In this study, we develop a highly flexible and lightweight electromagnetic interference shielding (EMIS) nanocomposite film based on electrochemically exfoliated graphenes (EEGs), employing a brick-and-mortar structure. A T-shaped conjugated surfactant is synthesized to effectively exfoliate and disperse the aggregated EEGs in the solvent and matrix. The resulting nanocomposite film exhibits well-aligned and tightly bound conductive multilayered nanostructures due to the synergetic interactions of its brick-and-mortar components. The EMIS film, with a thickness of approximately 100 μm, exhibits outstanding mechanical properties, including a tensile strength of 20.7 MPa and Young’s modulus of 1.15 GPa. Notably, it demonstrates exceptional folding reliability by withstanding over 100000 folding/unfolding cycles, which surpasses the performance of previously reported foldable EMIS films. In addition, the well-ordered conductive multilayers composed of the EEGs contribute to the excellent EMIS performance that exceeds 30 dB in the X-band frequency range, effectively blocking more than 99.9% of electromagnetic waves within this range.
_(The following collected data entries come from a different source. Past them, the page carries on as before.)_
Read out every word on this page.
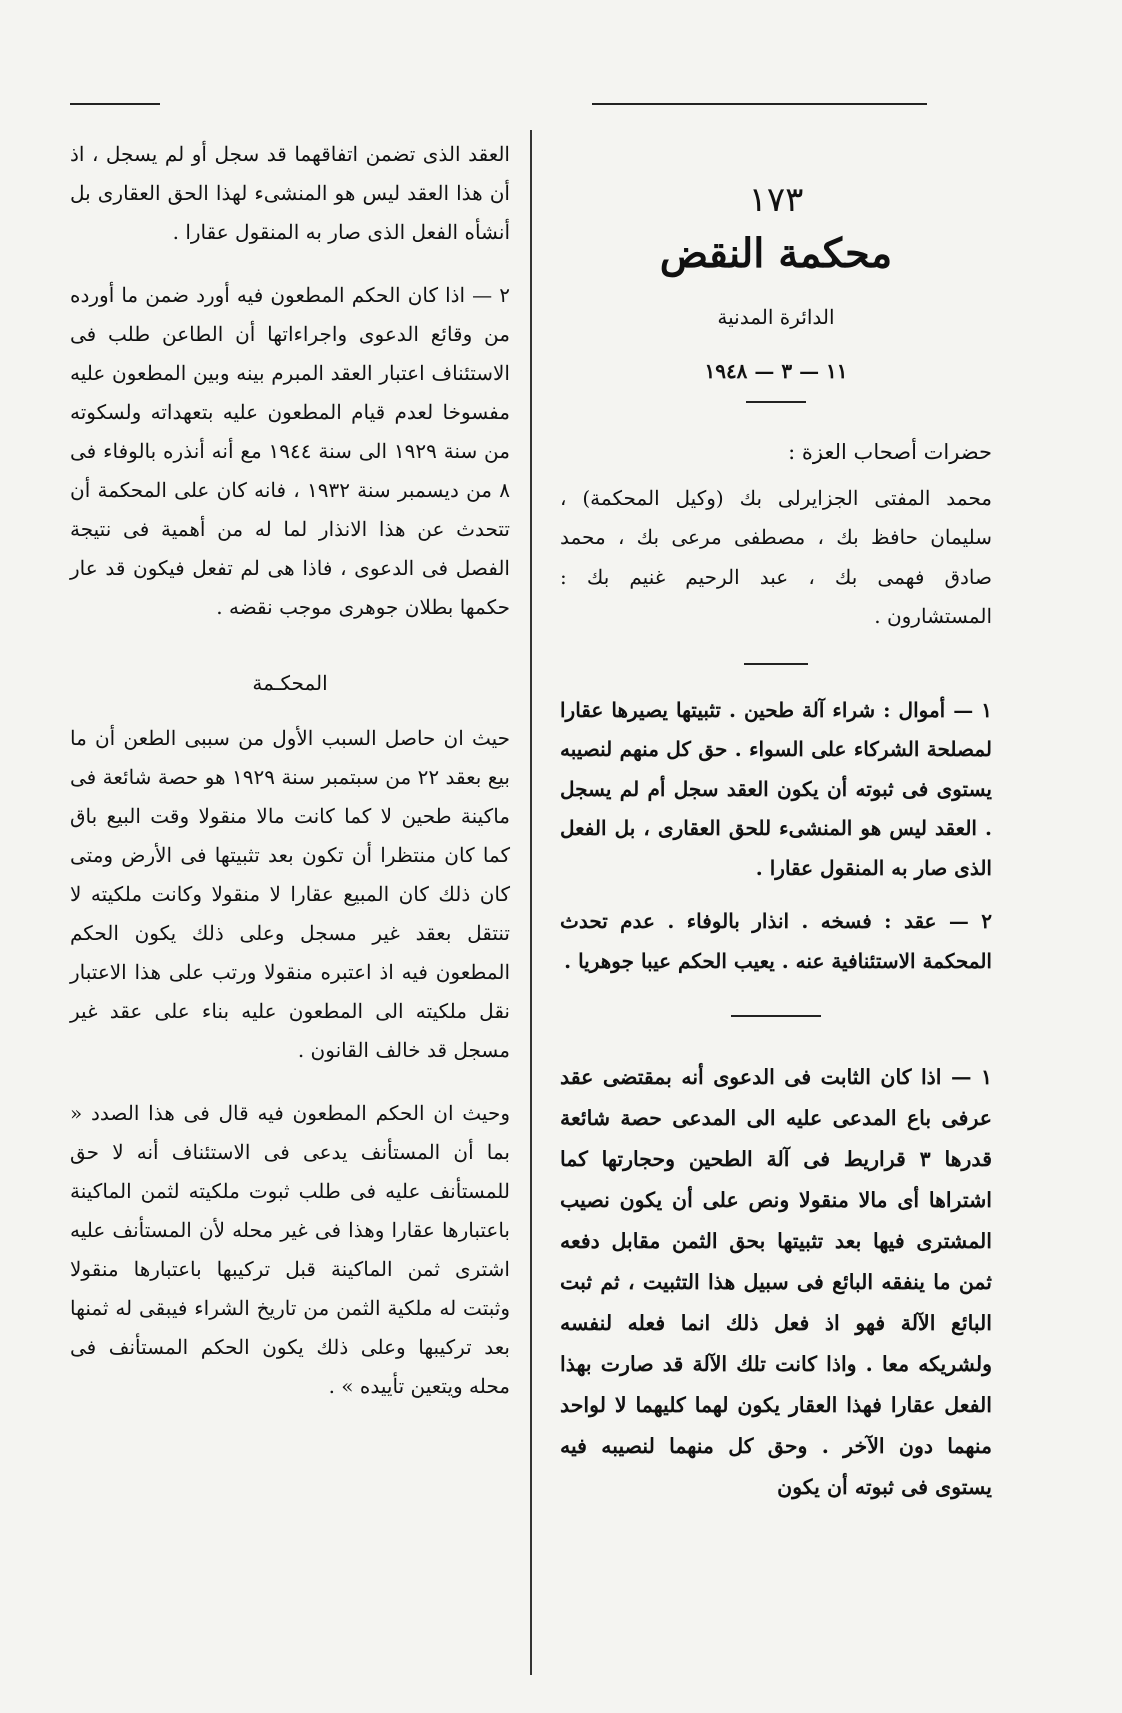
١٧٣
محكمة النقض
الدائرة المدنية
١١ — ٣ — ١٩٤٨

حضرات أصحاب العزة :

محمد المفتى الجزايرلى بك (وكيل المحكمة) ، سليمان حافظ بك ، مصطفى مرعى بك ، محمد صادق فهمى بك ، عبد الرحيم غنيم بك : المستشارون .

١ — أموال : شراء آلة طحين . تثبيتها يصيرها عقارا لمصلحة الشركاء على السواء . حق كل منهم لنصيبه يستوى فى ثبوته أن يكون العقد سجل أم لم يسجل . العقد ليس هو المنشىء للحق العقارى ، بل الفعل الذى صار به المنقول عقارا .

٢ — عقد : فسخه . انذار بالوفاء . عدم تحدث المحكمة الاستئنافية عنه . يعيب الحكم عيبا جوهريا .

١ — اذا كان الثابت فى الدعوى أنه بمقتضى عقد عرفى باع المدعى عليه الى المدعى حصة شائعة قدرها ٣ قراريط فى آلة الطحين وحجارتها كما اشتراها أى مالا منقولا ونص على أن يكون نصيب المشترى فيها بعد تثبيتها بحق الثمن مقابل دفعه ثمن ما ينفقه البائع فى سبيل هذا التثبيت ، ثم ثبت البائع الآلة فهو اذ فعل ذلك انما فعله لنفسه ولشريكه معا . واذا كانت تلك الآلة قد صارت بهذا الفعل عقارا فهذا العقار يكون لهما كليهما لا لواحد منهما دون الآخر . وحق كل منهما لنصيبه فيه يستوى فى ثبوته أن يكون

العقد الذى تضمن اتفاقهما قد سجل أو لم يسجل ، اذ أن هذا العقد ليس هو المنشىء لهذا الحق العقارى بل أنشأه الفعل الذى صار به المنقول عقارا .

٢ — اذا كان الحكم المطعون فيه أورد ضمن ما أورده من وقائع الدعوى واجراءاتها أن الطاعن طلب فى الاستئناف اعتبار العقد المبرم بينه وبين المطعون عليه مفسوخا لعدم قيام المطعون عليه بتعهداته ولسكوته من سنة ١٩٢٩ الى سنة ١٩٤٤ مع أنه أنذره بالوفاء فى ٨ من ديسمبر سنة ١٩٣٢ ، فانه كان على المحكمة أن تتحدث عن هذا الانذار لما له من أهمية فى نتيجة الفصل فى الدعوى ، فاذا هى لم تفعل فيكون قد عار حكمها بطلان جوهرى موجب نقضه .

المحكـمة

حيث ان حاصل السبب الأول من سببى الطعن أن ما بيع بعقد ٢٢ من سبتمبر سنة ١٩٢٩ هو حصة شائعة فى ماكينة طحين لا كما كانت مالا منقولا وقت البيع باق كما كان منتظرا أن تكون بعد تثبيتها فى الأرض ومتى كان ذلك كان المبيع عقارا لا منقولا وكانت ملكيته لا تنتقل بعقد غير مسجل وعلى ذلك يكون الحكم المطعون فيه اذ اعتبره منقولا ورتب على هذا الاعتبار نقل ملكيته الى المطعون عليه بناء على عقد غير مسجل قد خالف القانون .

وحيث ان الحكم المطعون فيه قال فى هذا الصدد « بما أن المستأنف يدعى فى الاستئناف أنه لا حق للمستأنف عليه فى طلب ثبوت ملكيته لثمن الماكينة باعتبارها عقارا وهذا فى غير محله لأن المستأنف عليه اشترى ثمن الماكينة قبل تركيبها باعتبارها منقولا وثبتت له ملكية الثمن من تاريخ الشراء فيبقى له ثمنها بعد تركيبها وعلى ذلك يكون الحكم المستأنف فى محله ويتعين تأييده » .
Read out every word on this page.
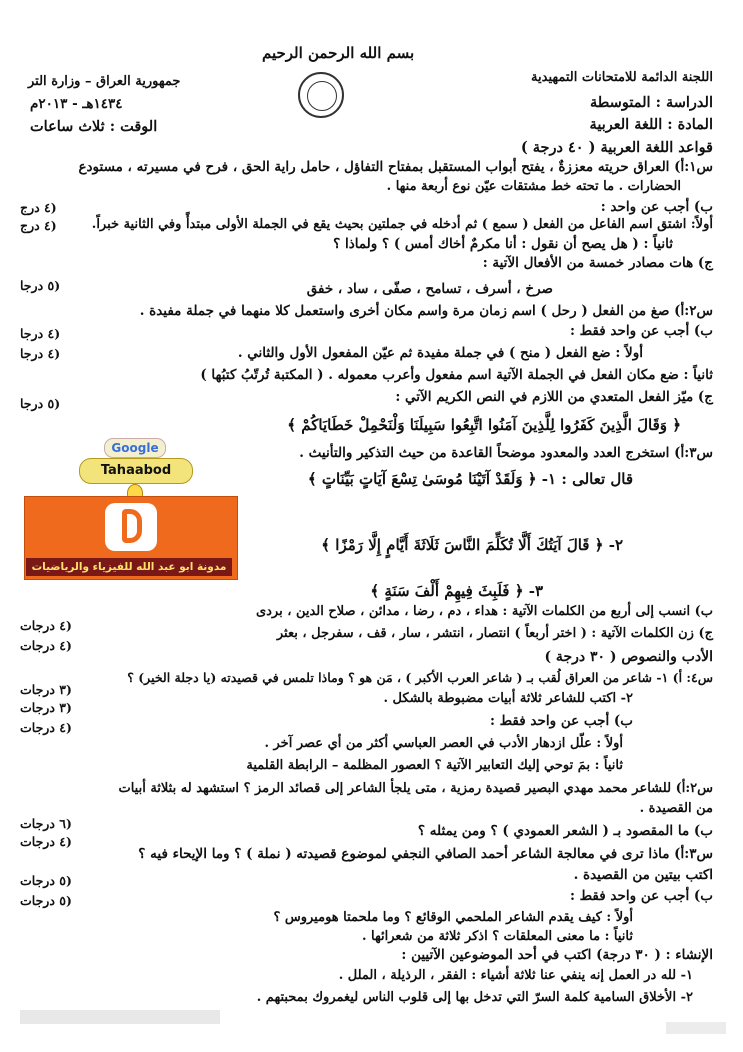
بسم الله الرحمن الرحيم
اللجنة الدائمة للامتحانات التمهيدية
الدراسة : المتوسطة
المادة : اللغة العربية
جمهورية العراق – وزارة التر
١٤٣٤هـ - ٢٠١٣م
الوقت : ثلاث ساعات
قواعد اللغة العربية ( ٤٠ درجة )
Google
Tahaabod
مدونة ابو عبد الله للفيزياء والرياضيات
س١:أ) العراق حريته معززةٌ ، يفتح أبواب المستقبل بمفتاح التفاؤل ، حامل راية الحق ، فرح في مسيرته ، مستودع
الحضارات . ما تحته خط مشتقات عيّن نوع أربعة منها .
(٤ درج	ب) أجب عن واحد :
(٤ درج	أولاً: اشتق اسم الفاعل من الفعل ( سمع ) ثم أدخله في جملتين بحيث يقع في الجملة الأولى مبتدأً وفي الثانية خبراً.
ثانياً : ( هل يصح أن نقول : أنا مكرمٌ أخاك أمس ) ؟ ولماذا ؟
ج) هات مصادر خمسة من الأفعال الآتية :
(٥ درجا	صرخ ، أسرف ، تسامح ، صفّى ، ساد ، خفق
س٢:أ) صغ من الفعل ( رحل ) اسم زمان مرة واسم مكان أخرى واستعمل كلا منهما في جملة مفيدة .
(٤ درجا	ب) أجب عن واحد فقط :
(٤ درجا	أولاً : ضع الفعل ( منح ) في جملة مفيدة ثم عيّن المفعول الأول والثاني .
ثانياً : ضع مكان الفعل في الجملة الآتية اسم مفعول وأعرب معموله . ( المكتبة تُرتّبُ كتبُها )
ج) ميّز الفعل المتعدي من اللازم في النص الكريم الآتي :
(٥ درجا
﴿ وَقَالَ الَّذِينَ كَفَرُوا لِلَّذِينَ آمَنُوا اتَّبِعُوا سَبِيلَنَا وَلْنَحْمِلْ خَطَايَاكُمْ ﴾
س٣:أ) استخرج العدد والمعدود موضحاً القاعدة من حيث التذكير والتأنيث .
قال تعالى : ١- ﴿ وَلَقَدْ آتَيْنَا مُوسَىٰ تِسْعَ آيَاتٍ بَيِّنَاتٍ ﴾
٢- ﴿ قَالَ آيَتُكَ أَلَّا تُكَلِّمَ النَّاسَ ثَلَاثَةَ أَيَّامٍ إِلَّا رَمْزًا ﴾
٣- ﴿ فَلَبِثَ فِيهِمْ أَلْفَ سَنَةٍ ﴾
ب) انسب إلى أربع من الكلمات الآتية : هداء ، دم ، رضا ، مدائن ، صلاح الدين ، بردى
(٤ درجات
ج) زن الكلمات الآتية : ( اختر أربعاً ) انتصار ، انتشر ، سار ، قف ، سفرجل ، بعثر
(٤ درجات
الأدب والنصوص ( ٣٠ درجة )
س٤: أ) ١- شاعر من العراق لُقب بـ ( شاعر العرب الأكبر ) ، مَن هو ؟ وماذا تلمس في قصيدته (يا دجلة الخير) ؟
(٣ درجات
٢- اكتب للشاعر ثلاثة أبيات مضبوطة بالشكل .
(٣ درجات
ب) أجب عن واحد فقط :
(٤ درجات
أولاً : علّل ازدهار الأدب في العصر العباسي أكثر من أي عصر آخر .
ثانياً : بمَ توحي إليك التعابير الآتية ؟ العصور المظلمة – الرابطة القلمية
س٢:أ) للشاعر محمد مهدي البصير قصيدة رمزية ، متى يلجأ الشاعر إلى قصائد الرمز ؟ استشهد له بثلاثة أبيات
من القصيدة .
(٦ درجات	ب) ما المقصود بـ ( الشعر العمودي ) ؟ ومن يمثله ؟
(٤ درجات
س٣:أ) ماذا ترى في معالجة الشاعر أحمد الصافي النجفي لموضوع قصيدته ( نملة ) ؟ وما الإيحاء فيه ؟
اكتب بيتين من القصيدة .
(٥ درجات
ب) أجب عن واحد فقط :
(٥ درجات
أولاً : كيف يقدم الشاعر الملحمي الوقائع ؟ وما ملحمتا هوميروس ؟
ثانياً : ما معنى المعلقات ؟ اذكر ثلاثة من شعرائها .
الإنشاء : ( ٣٠ درجة) اكتب في أحد الموضوعين الآتيين :
١- لله در العمل إنه ينفي عنا ثلاثة أشياء : الفقر ، الرذيلة ، الملل .
٢- الأخلاق السامية كلمة السرّ التي تدخل بها إلى قلوب الناس ليغمروك بمحبتهم .
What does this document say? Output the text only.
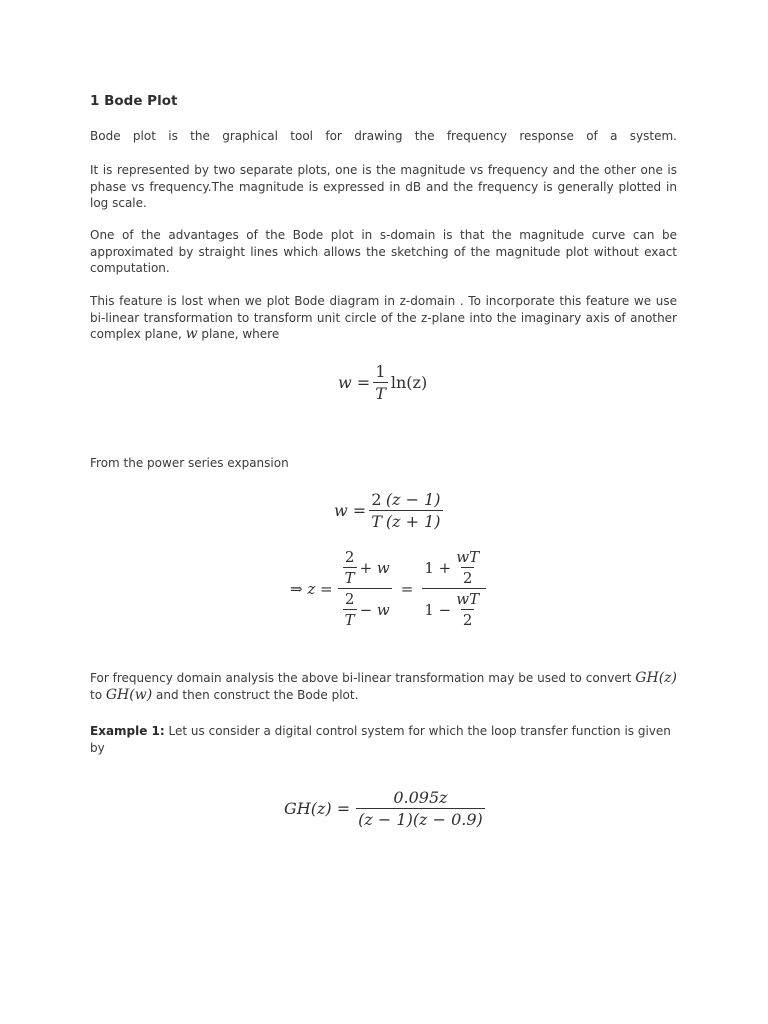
1 Bode Plot
Bode plot is the graphical tool for drawing the frequency response of a system.
It is represented by two separate plots, one is the magnitude vs frequency and the other one is phase vs frequency.The magnitude is expressed in dB and the frequency is generally plotted in log scale.
One of the advantages of the Bode plot in s-domain is that the magnitude curve can be approximated by straight lines which allows the sketching of the magnitude plot without exact computation.
This feature is lost when we plot Bode diagram in z-domain . To incorporate this feature we use bi-linear transformation to transform unit circle of the z-plane into the imaginary axis of another complex plane, w plane, where
$w = \frac{1}{T} \ln(z)$
From the power series expansion
$w = \frac{2}{T} \frac{(z - 1)}{(z + 1)}$
⇒ $z = \frac{\frac{2}{T} + w}{\frac{2}{T} - w} = \frac{1 + \frac{wT}{2}}{1 - \frac{wT}{2}}$
For frequency domain analysis the above bi-linear transformation may be used to convert GH(z) to GH(w) and then construct the Bode plot.
Example 1: Let us consider a digital control system for which the loop transfer function is given by
$GH(z) = \frac{0.095z}{(z - 1)(z - 0.9)}$
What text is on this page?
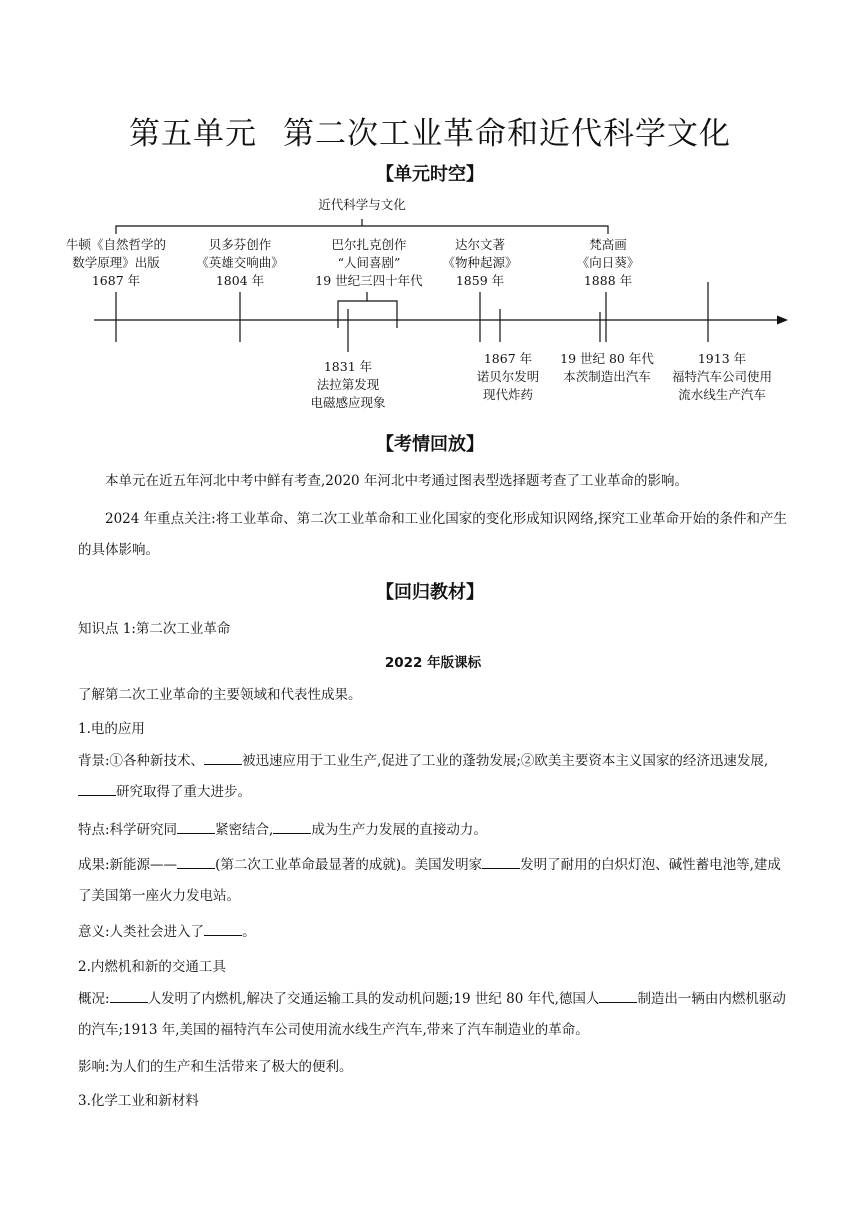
第五单元 第二次工业革命和近代科学文化
【单元时空】
近代科学与文化
牛顿《自然哲学的
数学原理》出版
1687 年
贝多芬创作
《英雄交响曲》
1804 年
巴尔扎克创作
“人间喜剧”
19 世纪三四十年代
达尔文著
《物种起源》
1859 年
梵高画
《向日葵》
1888 年
1831 年
法拉第发现
电磁感应现象
1867 年
诺贝尔发明
现代炸药
19 世纪 80 年代
本茨制造出汽车
1913 年
福特汽车公司使用
流水线生产汽车
【考情回放】
本单元在近五年河北中考中鲜有考查,2020 年河北中考通过图表型选择题考查了工业革命的影响。
2024 年重点关注:将工业革命、第二次工业革命和工业化国家的变化形成知识网络,探究工业革命开始的条件和产生的具体影响。
【回归教材】
知识点 1:第二次工业革命
2022 年版课标
了解第二次工业革命的主要领域和代表性成果。
1.电的应用
背景:①各种新技术、	被迅速应用于工业生产,促进了工业的蓬勃发展;②欧美主要资本主义国家的经济迅速发展,研究取得了重大进步。
特点:科学研究同	紧密结合,	成为生产力发展的直接动力。
成果:新能源——	(第二次工业革命最显著的成就)。美国发明家	发明了耐用的白炽灯泡、碱性蓄电池等,建成了美国第一座火力发电站。
意义:人类社会进入了	。
2.内燃机和新的交通工具
概况:	人发明了内燃机,解决了交通运输工具的发动机问题;19 世纪 80 年代,德国人	制造出一辆由内燃机驱动的汽车;1913 年,美国的福特汽车公司使用流水线生产汽车,带来了汽车制造业的革命。
影响:为人们的生产和生活带来了极大的便利。
3.化学工业和新材料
These results are ascribed to the well-developed supramolecular brick-and-mortar nanostructure, which originates from the synergistic effects of complex interfacial interactions, including π-π, ionic, and hydrogen-bonding interactions. This study also proposes a mechanism that explains the remarkable mechanical properties and significantly enhanced folding reliability of the developed EMIS film.